Quick Note: The Dwarves of Eira
Dwarves, as I’ve just shown have been a thorn in my side since I started work on the Eira setting. The simplest answer would be to just excise them from the material, throw-up my middle finger at the dwarven fanboys and laugh like Nelson in “The Simpsons.” Only problem is I am one of those dwarven fanboys and because of that I feel an itch to include my favorite fantastic race to the Eira setting. I cannot dismiss dwarves or reskin them (for reasons above) like I have elves (see Au-Sidhe), because that would be betraying that 5’3” bearded Wookie (yes, I just compared dwarves with wookies) within me scream for the blood of Orcs! To accomplish adding dwarves into the Eira setting without causing mythological ripples or giant gaping holes in the time-space of two competing mythological settings I looked back on the father of the high-fantasy genre as we know it: Tolkien!
Without a doubt, Tolkien’s world is that of the Anglos, the Sexons, the Jutts and the countless other tribes and nations that predominated Northern Europe in the early part of the Common Era (C.E.). There are references and mild transplants from other mythologies of Europe but the Northern European folklores are the main force behind the stories Tolkien writes. With that said however, I must point out a 1971 radio interview that Tolkien took part in (the last according to a quick wiki look), he brings up the idea that the Dwarves are like the Jews of the Middle Ages. A people without a land or home that must adapt (while keeping their heritage) to the norms of whatever society they find themselves.
This is completely true when looking at “The Hobbit” (a section of the story Jackson did beautifully I must add!). The question then was, how to take Tolkien’s idea of who and what the dwarves were and adapt it to Eira? This called for some historical research. Traditionally and mythological speaking, the Isles are a place that is often invaded. One group of invaders come in, conquers and take over and this is followed by another and another. The history of Ireland, Scotland and Wales are full of this cycle of invasion and colonization. However, if you look at the history of some of the invaders (or the proposed history as some invaders like the Milesians are more myth than reality) it is hinted that many were invading because they were fleeing something else back in their own lands. So now we have two possibilities for dwarves with an overlap, question now is who are the dwarves?

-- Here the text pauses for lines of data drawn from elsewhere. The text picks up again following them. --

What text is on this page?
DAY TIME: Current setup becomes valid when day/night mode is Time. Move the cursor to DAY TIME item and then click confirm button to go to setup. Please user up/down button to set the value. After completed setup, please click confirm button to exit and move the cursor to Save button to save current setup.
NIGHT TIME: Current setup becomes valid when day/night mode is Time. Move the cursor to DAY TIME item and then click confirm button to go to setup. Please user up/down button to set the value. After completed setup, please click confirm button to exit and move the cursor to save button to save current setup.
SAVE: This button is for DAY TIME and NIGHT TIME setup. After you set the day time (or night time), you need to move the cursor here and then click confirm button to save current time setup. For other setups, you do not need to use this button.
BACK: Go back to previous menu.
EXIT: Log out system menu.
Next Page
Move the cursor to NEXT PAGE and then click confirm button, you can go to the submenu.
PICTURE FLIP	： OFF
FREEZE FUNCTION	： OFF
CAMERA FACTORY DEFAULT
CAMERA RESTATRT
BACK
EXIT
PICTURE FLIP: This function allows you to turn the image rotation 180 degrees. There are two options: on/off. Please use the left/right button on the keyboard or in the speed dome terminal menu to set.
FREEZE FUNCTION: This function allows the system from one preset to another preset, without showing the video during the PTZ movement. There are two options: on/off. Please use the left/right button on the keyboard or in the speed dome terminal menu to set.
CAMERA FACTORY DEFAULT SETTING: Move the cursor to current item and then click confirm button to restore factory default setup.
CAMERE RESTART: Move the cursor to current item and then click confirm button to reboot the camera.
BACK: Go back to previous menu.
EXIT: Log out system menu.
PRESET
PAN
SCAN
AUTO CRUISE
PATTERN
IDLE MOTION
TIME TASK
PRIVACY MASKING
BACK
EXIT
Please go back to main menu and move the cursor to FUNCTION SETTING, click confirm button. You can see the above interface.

Dwarves in modern fantasy are often portrayed as gruff and ill-tempered, but honorable and loyal to nearly a fault. The best friend a person could ever make in nearly any modern fantasy work is a dwarf. Yes, I know that in recent years video games, novels and even Dungeons & Dragons have attempted to deconstruct and rebuild the dwarf into something contrary to its previous nature. Thanks, however, in part to the mass-media juggernaut that Tolkien’s work has turned into the idea of dwarves as described above persists; and in my opinion gladly so! This then brings us to the dwarves that exist in Eira, in what part they play in the shaping of that land.
Dwarves arrived on the island of Eira five-hundred years ago. When they arrived in their long ships, they were a bruised and battered people, barely able to muster the energy and willpower to construct a single fortress along the eastern coasts. However, dwarves are a hearty people and not easily defeated. As the days passed into months and the months into years, their coastal fortress grew and expanded. They battered with Chiefs and kings, surrounding their knowledge of metal craft and plate mail in exchange for land and allies. It was to these chiefs and kings that the stories of the dwarves were past.
The dwarves were refugees, the only survivors of their kind to flee the lands across the Eastern Seas during a time of rage and darkness. They left everything behind, their great works, their mountain halls, and sadly twelve of the original twenty-five clans. They sailed not knowing to where they went, believing they would die at sea from thirst and starvation. Eira, to them was a miracle broken from the sea by their singular God.
They wanted to build fortresses along the coasts, places to watch the sea and wait for the darkness form their own lands. They feared that darkness would eventually spread to Eira, and they promised their new allies that they would not run again. The land they bartered for was granted and soon seven great fortresses lined the eastern coasts of Eira. There the dwarves trained and waited and sold their works of metal and jewels to the native peoples of Eira. Always they were friends; always they granted aid and bartered in good faith. However, not all on Eira were welcoming to them.
Where ever the dwarves travelled in Eira they were met with hatred from some and greed from others. Some where beaten, some were robbed some where murdered. Still, the dwarves were friends and soon most of the Eira excepted the; at least to their face. To this day, dwarves are considered to be greedy and dishonest in business.
With the wealth and security of the coastal fortresses, the dwarves moved inland, and with the permission of the Kings and Chiefs of Eira settled the Barrier Range of mountains that ranged the north of Eira. To these mountains six of the thirteen remaining clans went and there founded the great mountain halls of the Dwarves of Eira. They built roadways (dwarves are often blamed with the creation of Padfoots) and canals, to move the ore mined from the mountains to the Coastal Fortresses and made friends and allies of the hard semi-barbaric humans that occupied the northern wastes and highlands of Eira.